Finances and Expenses

Most pre-seed companies don’t have complicated finances, but I do want to make sure we understand how the company has set up its finances and how the invested capital will be used.

  1. Who is your primary banking partner?
    1. We like to know who people use for business banking, as well who they will use as a backup in case they need to move funds.
  2. What is the company’s current cash balance?
    1. This was not something I used to focus on as much as I do today. I often meet companies that are raising money on SAFEs, closing investors as they get commitments. We have had cases where companies have mentioned that investors have closed and funded $500K of a $1 million round. Upon closer inspection, though, that $500K was closed over several months and the amount remaining in the bank is lower as the company has burned some of that cash in the interim.
  3. Are the founders currently taking a salary? What salaries do the founders plan to take after the financing has closed?
    1. We see a wide variance in terms of what people pay themselves, both before and after they close financing. We ask this question because I really do care about this. It’s my view that the company should be able to pay the founders a reasonable salary to meet their basic needs, even at pre-seed. It is far more common that I find founders planning to pay themselves too little than too much. In some cases, it also turns out that company’s runway planning is based on the founders continuing to draw a $0 salary, which is often times not feasible for very long. This is a conversation worth having if I feel the proposed founder compensation feels out of band in either direction.
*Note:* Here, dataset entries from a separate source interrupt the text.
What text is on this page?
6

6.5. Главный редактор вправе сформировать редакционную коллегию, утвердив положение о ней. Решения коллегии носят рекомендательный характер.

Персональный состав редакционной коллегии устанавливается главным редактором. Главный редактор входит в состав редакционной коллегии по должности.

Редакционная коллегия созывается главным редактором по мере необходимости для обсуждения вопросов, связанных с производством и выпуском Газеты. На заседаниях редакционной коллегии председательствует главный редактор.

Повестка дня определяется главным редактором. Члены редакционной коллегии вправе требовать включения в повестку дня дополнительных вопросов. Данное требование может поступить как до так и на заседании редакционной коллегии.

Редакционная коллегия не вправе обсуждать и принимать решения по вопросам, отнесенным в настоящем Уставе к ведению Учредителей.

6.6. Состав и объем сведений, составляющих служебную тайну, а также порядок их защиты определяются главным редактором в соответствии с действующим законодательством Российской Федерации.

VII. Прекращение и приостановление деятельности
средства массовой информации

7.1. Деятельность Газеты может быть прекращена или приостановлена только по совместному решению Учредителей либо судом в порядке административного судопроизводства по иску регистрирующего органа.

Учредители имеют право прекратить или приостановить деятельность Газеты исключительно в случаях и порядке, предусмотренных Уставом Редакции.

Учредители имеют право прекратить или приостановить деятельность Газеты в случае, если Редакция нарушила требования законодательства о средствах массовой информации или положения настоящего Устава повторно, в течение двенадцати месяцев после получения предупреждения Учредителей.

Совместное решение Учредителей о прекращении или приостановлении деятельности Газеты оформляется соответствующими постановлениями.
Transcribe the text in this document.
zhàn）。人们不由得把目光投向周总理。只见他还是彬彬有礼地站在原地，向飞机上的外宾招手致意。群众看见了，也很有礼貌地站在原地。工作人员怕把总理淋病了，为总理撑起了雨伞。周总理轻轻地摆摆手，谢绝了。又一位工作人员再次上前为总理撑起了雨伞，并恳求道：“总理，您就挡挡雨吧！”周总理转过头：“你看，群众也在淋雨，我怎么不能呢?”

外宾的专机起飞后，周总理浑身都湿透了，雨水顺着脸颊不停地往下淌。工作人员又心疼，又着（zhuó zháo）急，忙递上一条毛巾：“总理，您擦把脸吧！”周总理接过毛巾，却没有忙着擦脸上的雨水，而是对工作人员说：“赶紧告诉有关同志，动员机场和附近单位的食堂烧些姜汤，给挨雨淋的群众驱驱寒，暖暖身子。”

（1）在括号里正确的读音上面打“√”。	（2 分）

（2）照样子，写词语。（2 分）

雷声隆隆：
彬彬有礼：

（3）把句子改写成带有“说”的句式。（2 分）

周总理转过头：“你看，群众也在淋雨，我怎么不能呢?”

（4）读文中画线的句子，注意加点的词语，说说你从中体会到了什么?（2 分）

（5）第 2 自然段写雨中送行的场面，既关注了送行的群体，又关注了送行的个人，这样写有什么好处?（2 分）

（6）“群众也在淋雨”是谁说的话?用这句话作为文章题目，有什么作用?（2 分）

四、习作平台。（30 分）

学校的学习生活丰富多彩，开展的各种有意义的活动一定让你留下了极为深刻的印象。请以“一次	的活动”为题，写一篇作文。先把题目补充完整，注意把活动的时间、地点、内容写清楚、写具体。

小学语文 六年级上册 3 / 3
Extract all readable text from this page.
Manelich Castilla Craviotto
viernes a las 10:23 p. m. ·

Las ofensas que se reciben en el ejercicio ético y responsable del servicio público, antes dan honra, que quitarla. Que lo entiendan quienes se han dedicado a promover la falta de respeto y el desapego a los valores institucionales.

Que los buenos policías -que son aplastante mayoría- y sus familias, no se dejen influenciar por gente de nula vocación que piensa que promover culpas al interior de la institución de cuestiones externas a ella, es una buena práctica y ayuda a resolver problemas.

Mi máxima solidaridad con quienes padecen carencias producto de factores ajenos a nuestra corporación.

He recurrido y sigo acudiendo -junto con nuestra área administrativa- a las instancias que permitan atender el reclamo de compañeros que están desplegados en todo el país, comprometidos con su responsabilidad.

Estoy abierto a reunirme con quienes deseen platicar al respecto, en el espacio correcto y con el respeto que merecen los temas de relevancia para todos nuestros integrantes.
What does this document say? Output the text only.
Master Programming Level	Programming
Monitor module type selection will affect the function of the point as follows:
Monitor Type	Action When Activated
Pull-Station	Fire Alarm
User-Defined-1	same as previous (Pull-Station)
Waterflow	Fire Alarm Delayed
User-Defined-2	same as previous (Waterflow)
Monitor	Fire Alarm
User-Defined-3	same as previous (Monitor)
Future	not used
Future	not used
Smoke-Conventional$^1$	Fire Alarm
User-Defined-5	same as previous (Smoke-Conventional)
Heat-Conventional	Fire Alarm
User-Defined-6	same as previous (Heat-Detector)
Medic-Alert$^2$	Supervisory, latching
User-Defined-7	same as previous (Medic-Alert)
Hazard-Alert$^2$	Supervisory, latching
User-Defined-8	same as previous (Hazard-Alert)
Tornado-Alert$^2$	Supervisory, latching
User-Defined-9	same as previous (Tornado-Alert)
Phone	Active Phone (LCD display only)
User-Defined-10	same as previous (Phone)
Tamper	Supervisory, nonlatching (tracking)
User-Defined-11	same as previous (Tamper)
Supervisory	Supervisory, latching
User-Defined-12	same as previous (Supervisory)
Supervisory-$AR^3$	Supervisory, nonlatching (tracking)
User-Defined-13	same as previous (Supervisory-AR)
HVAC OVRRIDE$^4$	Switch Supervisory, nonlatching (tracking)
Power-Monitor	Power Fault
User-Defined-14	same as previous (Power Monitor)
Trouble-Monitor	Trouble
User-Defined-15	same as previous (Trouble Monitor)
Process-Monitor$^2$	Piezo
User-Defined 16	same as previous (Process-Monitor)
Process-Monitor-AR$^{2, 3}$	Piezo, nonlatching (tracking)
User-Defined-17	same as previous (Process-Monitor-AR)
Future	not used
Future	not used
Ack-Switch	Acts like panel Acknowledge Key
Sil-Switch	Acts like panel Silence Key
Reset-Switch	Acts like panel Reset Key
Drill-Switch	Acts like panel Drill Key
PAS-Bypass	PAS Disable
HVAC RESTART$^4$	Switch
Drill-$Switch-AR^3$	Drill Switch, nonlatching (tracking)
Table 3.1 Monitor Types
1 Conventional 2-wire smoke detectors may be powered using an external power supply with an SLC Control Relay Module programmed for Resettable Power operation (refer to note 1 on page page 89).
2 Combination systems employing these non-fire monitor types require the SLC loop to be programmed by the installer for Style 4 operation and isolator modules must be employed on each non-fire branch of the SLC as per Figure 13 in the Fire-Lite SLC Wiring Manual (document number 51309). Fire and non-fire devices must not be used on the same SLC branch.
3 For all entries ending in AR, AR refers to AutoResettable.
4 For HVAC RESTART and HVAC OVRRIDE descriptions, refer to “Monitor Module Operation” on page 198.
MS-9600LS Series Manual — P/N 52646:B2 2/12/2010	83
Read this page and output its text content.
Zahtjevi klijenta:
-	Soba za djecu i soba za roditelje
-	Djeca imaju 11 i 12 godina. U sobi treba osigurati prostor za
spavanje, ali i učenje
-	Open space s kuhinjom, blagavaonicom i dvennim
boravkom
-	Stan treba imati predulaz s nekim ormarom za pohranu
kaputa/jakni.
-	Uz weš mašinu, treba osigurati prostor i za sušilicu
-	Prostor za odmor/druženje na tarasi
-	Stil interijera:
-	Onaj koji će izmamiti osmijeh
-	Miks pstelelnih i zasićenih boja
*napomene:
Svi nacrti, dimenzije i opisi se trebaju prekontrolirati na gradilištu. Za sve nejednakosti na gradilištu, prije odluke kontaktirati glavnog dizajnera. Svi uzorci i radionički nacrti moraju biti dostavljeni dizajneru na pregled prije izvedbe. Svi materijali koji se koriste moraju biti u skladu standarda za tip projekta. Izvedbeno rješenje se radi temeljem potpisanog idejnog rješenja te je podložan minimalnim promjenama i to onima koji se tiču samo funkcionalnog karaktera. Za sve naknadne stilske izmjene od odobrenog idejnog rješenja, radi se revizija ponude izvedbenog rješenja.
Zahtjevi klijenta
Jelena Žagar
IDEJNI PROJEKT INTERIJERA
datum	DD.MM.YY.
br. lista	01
A Note on Reference Checks

We do reference checks at Precursor, but my view on them has changed over time. I think there are two things that most investor reference checks are trying to answer:

  • Did this person do the things they said they did at their previous employers and were they good at their job?
  • Will this person make a successful founder?

We primarily invest in people who are first or second time founders. While I think there is some merit in asking the first question about previous employment and competence, I have found that the second question is a highly problematic one and I have generally stopped putting much weight on it. Many people, including past managers and colleagues, are not good at predicting which of their former colleagues have what it takes to become a great founder. I have found one notable exception; when the founder we are evaluating reported directly to the founder and CEO of the company, I do put slightly more weight on that person’s assessment of the prospective founder’s fitness and readiness to become a great founder. We have backed a number of very successful founders where their previous managers and co-workers did not have any sense for the latent entrepreneurial capacity that person possessed.

If you have any other good due diligence questions that you ask of pre-seed founders or have been asked as a founder, please share them!